Lost in all the interpretation and history are the profoundly egalitarian ideals of the Qur'an such as we find in 49:13, ""O mankind! We have created you male and female, and made you into nations and tribes so that you might come to know one another. The most honorable among you in the sight of God is the most pious."

Or, even more aptly, 33:35 "For Muslim men and women,- for believing men and women, for devout men and women, for true men and women, for men and women who are patient and constant, for men and women who humble themselves, for men and women who give in Charity, for men and women who fast, for men and women who guard their chastity, and for men and women who engage much in Allah's praise,- for them has Allah prepared forgiveness and great reward,"

Or 4:32-33: 32: Hence, do not covet the bounties which God has bestowed more abundantly on some of you than on others. Men shall have a benefit from what they earn, and women shall have a benefit from what they earn. Ask, therefore, God [to give you] out of His bounty: behold, God has indeed full knowledge of everything. 33: And unto everyone have We appointed heirs to what he may leave behind: parents, and near kinsfolk, and those to whom you have pledged your troth (Good faith; fidelity.)give them, therefore, their share. Behold, God is indeed a witness unto everything.

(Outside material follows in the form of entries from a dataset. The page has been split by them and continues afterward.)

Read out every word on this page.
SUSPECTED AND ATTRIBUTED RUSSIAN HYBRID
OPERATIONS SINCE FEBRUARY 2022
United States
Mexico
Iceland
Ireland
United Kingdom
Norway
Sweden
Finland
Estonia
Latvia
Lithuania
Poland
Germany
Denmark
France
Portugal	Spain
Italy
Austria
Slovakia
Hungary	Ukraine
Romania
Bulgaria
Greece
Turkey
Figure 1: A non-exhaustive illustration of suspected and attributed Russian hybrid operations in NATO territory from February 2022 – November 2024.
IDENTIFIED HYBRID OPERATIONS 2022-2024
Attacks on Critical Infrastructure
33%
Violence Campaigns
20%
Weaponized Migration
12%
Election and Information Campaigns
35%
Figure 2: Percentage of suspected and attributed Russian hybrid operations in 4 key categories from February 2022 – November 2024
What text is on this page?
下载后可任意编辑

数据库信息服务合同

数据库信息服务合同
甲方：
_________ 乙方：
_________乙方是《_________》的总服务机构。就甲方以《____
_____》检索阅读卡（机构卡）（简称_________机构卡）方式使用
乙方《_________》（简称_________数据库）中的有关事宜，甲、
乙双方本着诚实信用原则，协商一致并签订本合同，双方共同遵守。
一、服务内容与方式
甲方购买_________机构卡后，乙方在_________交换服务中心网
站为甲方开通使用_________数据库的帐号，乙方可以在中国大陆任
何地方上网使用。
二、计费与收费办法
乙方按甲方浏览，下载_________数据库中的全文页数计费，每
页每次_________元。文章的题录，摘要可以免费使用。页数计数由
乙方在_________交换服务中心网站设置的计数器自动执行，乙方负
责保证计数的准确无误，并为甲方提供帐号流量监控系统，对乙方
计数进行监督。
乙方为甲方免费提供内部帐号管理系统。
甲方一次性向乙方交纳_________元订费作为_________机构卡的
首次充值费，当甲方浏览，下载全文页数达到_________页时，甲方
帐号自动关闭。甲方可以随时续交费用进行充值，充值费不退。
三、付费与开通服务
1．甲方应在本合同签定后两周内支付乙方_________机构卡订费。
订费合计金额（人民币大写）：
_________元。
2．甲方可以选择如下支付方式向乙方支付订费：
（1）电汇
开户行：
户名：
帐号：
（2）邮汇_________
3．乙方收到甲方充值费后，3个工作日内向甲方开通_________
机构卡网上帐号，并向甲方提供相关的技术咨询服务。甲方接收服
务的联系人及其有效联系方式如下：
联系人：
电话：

It would be disingenuous, though, to pretend that the Qur'an does not have verses which do not uphold such egalitarian principles. Verses that prescribe differential inheritances for males and females of the same familial relationship, or that posit men as the financial supporters of women, or impose differential dress codes upon men and women. To be sure, each verse that depicts a patriarchal family structure is countered by two or three that describe men and women as equal partners, that describe familial decision making as a process of mutual consultation and such. But the fact remains that the Qur'an provides ample material for patriarchal arguments to hold weight with the religious community.

In my personal life, I see those verses, which come from the more legalistic and latter revelations, as recognition of the economics that ruled at the time of the Prophet's community in Medina. In fact, most of them appear to be intended to mitigate the most egregious of the abuses of women at the time (for instance from having no inheritance rights at all, they were given mandated shares). They are rules that apply to that social and economic milieu, while the egalitarian verses map out the ideals for that society to aim for, a road map to a future in which men and women live in equality.

Others, see them as a blueprint for all human societies in perpetuity.

Either way, many of the excesses of modern Muslim society cannot be justified by any verse in the Qur'an, but rely upon extrapolation, analogy, and patriarchal notions of public welfare.

That is why it is so important for religious authorities, especially male religious authorities to help turn back the tide of the excessive curtailment of women's rights and demand their right to full participation in every sphere of life. It is essential for them to emphasize the importance of overarching and fundamental values, many of which the more conservative parts of the Muslim world seem to have lost touch with.